2. Pemahaman filosofis tentang kebenaran dalam konteks Pancasila dapat digeneralisasikan bahwa dalam konteks Pancasila, kebenaran adalah 1) tiadanya pertentangan dengan Tuhan, 2) aktualisasi atau perwujudan dan terpenuhinya hakekat manusia, 3) suatu hal yang satu, tidak dapat dibagi-bagi, 4) kemanfaatan pada semua pihak, dan 5) terpenuhinya hakekat keadilan (adil). Untuk pengembangan ilmu di Indonesia nilai kebenaran Pancasila harus dijadikan dasarnya

3. Dengan berorientasi Pancasila secara ilmiah dalam upaya mencari kebenaran dan konsep bahwa Pancasila sebagai dasar pengembangan ilmu di Indonesia serta visi ilmu di Indonesia tersebut maka ilmu yang dikembangkan di Indonesia tidak akan ada alienasi terhadap bangsa Indonesia, tetapi sepenuhnya cocok dan sejalan dengan budaya dan jati diri bangsa Indonesia.

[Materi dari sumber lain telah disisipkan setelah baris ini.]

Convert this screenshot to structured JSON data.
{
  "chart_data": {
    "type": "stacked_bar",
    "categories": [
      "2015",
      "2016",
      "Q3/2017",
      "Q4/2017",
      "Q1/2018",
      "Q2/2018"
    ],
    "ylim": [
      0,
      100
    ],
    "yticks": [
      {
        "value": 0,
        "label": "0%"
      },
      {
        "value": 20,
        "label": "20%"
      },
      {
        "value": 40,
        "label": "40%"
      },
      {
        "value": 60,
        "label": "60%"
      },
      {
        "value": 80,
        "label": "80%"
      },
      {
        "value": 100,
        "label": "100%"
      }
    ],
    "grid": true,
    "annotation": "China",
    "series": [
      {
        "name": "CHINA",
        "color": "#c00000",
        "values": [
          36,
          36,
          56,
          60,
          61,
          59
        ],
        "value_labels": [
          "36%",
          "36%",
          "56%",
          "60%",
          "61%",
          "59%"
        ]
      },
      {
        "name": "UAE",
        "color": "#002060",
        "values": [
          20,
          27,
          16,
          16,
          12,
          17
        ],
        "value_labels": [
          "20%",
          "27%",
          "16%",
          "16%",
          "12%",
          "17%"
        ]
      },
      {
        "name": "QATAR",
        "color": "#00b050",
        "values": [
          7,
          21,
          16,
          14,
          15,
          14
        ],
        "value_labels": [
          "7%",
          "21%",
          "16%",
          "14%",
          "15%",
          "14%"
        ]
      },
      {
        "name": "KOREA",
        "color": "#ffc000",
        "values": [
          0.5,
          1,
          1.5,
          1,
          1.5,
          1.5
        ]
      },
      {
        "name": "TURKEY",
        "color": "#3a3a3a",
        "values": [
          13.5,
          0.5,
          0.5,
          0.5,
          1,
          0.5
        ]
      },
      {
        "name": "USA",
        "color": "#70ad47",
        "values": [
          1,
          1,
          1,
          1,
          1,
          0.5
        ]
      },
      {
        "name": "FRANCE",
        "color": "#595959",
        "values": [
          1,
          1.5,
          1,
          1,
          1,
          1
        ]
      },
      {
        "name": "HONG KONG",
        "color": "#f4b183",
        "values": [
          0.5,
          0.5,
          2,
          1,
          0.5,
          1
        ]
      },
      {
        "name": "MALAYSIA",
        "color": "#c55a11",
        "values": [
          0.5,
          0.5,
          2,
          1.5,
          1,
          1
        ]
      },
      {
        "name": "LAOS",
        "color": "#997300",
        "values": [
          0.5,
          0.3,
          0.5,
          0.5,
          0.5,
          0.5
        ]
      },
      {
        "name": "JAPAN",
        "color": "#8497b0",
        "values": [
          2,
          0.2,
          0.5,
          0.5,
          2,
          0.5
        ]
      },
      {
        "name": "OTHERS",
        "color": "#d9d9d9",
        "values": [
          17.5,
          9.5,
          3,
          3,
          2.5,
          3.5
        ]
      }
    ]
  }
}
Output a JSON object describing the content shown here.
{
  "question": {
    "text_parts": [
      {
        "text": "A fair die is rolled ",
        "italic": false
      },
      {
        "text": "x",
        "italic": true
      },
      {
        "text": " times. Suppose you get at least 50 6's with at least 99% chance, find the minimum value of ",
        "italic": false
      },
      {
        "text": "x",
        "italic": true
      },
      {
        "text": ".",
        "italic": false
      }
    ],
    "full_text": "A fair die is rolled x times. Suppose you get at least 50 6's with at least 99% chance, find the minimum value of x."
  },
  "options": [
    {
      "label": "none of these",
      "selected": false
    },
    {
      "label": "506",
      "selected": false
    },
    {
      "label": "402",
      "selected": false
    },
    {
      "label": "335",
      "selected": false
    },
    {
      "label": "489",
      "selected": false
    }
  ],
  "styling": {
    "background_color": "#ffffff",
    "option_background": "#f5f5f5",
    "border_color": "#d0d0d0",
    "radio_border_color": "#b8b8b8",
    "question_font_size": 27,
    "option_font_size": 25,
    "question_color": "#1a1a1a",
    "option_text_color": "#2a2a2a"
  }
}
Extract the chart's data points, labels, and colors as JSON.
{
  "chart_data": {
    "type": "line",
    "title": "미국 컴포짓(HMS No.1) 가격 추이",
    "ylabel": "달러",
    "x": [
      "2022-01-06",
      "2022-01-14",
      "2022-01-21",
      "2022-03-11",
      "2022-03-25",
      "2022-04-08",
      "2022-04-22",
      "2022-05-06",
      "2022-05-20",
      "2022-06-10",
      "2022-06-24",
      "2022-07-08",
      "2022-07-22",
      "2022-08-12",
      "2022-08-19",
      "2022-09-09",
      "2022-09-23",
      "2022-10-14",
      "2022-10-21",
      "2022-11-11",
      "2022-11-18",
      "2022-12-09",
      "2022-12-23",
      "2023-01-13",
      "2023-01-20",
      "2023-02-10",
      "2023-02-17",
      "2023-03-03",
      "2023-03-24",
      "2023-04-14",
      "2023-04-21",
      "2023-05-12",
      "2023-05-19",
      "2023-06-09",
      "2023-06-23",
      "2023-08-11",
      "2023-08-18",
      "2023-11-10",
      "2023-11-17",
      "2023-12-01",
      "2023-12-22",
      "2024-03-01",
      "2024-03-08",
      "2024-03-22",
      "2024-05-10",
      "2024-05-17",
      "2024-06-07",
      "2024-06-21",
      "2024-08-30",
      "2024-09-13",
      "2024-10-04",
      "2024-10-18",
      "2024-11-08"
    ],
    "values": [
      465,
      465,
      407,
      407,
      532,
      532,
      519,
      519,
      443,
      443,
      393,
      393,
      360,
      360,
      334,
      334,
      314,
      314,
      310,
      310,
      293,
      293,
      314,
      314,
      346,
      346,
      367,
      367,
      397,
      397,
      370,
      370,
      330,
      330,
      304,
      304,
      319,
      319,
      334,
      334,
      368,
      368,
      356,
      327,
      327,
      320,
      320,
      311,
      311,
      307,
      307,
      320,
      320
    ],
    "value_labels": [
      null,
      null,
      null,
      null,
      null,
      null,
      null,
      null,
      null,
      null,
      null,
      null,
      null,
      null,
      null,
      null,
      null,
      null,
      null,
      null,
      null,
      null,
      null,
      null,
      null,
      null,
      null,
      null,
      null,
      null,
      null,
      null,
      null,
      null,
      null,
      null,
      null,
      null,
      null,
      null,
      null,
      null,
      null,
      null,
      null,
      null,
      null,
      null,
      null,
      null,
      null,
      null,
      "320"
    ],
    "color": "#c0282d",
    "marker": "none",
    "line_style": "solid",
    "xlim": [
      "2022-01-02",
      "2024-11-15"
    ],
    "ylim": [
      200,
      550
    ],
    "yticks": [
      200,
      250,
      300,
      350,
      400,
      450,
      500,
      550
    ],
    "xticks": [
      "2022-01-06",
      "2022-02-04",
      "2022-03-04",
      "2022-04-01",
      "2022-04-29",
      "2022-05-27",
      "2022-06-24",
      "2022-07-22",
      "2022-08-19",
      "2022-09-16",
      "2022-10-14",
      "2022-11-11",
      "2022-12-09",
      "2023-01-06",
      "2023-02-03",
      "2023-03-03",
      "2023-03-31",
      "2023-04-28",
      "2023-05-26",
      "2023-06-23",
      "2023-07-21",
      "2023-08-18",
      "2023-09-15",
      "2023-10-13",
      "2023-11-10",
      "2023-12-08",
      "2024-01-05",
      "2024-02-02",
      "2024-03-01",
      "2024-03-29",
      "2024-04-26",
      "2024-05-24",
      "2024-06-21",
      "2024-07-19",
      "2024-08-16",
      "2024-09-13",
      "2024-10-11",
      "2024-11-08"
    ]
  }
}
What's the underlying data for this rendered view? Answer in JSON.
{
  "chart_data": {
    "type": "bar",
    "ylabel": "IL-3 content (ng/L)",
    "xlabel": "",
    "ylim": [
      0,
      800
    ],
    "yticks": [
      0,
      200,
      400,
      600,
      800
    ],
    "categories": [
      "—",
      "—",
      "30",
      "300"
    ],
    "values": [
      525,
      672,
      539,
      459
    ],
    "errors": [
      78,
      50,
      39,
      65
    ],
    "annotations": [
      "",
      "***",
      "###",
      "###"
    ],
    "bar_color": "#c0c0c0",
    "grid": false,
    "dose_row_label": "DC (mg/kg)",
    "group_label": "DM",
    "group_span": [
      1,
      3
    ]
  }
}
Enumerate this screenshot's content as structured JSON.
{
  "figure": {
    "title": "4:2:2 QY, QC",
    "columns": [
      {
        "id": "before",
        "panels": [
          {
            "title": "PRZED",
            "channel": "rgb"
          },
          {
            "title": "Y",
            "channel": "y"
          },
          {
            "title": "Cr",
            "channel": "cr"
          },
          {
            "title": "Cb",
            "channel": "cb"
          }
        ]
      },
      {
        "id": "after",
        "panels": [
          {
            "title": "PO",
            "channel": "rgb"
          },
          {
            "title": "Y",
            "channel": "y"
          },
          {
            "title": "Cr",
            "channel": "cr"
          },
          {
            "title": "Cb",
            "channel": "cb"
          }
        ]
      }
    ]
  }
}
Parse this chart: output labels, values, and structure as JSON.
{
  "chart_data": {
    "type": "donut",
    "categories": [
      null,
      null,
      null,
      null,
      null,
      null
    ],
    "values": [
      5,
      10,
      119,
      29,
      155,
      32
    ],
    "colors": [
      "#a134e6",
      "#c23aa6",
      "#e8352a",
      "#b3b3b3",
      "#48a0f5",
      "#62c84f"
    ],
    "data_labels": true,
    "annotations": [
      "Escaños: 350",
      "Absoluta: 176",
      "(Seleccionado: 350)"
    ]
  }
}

Manajemen A MKU Pancasila -> Forum Analisis Jurnal

by M Effan Ananta -
Nama:M.Effan Ananta
Npm:2211011074
kelas:S1 Manajemen A

URGENSI PENEGASAN PANCASILA
SEBAGAI DASAR NILAI PENGEMBANGAN IPTEK

Pengembangan Ilmu Pengetahuan
dan Teknologi (Iptek) dewasa ini
mencapai kemajuan pesat sehingga
peradapan manusia mengalami perubahan
yang luar biasa . Pengembangan Iptek
tidak dapat terlepas dari situasi yang
melengkapinya, artinya iptek selalu
berkembang dalam suatu ruang budaya

Perkembangan iptek selalu berkembang dalam suatu lingkup budaya
Kepemilikan iptek dapat mengarah pada dampak positif maupun dampak negatif
Pancasila sebagai dasar nilai pengembangan ilmu dapat disampaikan pemahaman

(1)Setiap iptek yang berkembang diindonesia hendaknya tidak bertentang dengan nilai-nilai yang terkandung dalam pancasila
(2)Perkembangan iptek harus berdasarkan nilai pancasila sebagai internal pengembangan
(3)Nilai pancasilaberperan sebagai rambu normatif bagi pengembangan iptek di indonesia
(4) Pengembangan iptek harus berdasarkan budaya dan idiologi bangsa indonesia

Jadi, Pancasila sebagai dasar nilai pengembangan IPTEK bagi kehidupan bermasyarakat, berbangsa dan bernegara sangat penting dan diharapkan dapat menjadi dasar pengembangan keilmuan yang disesuaikan dengan nilai-nilai budaya yang dimiliki oleh bangsa Indonesia, sehingga pengembangan iptek tadi tidak keluar dari nilai-nilai yang telah dimilliki bangsa Indonesia.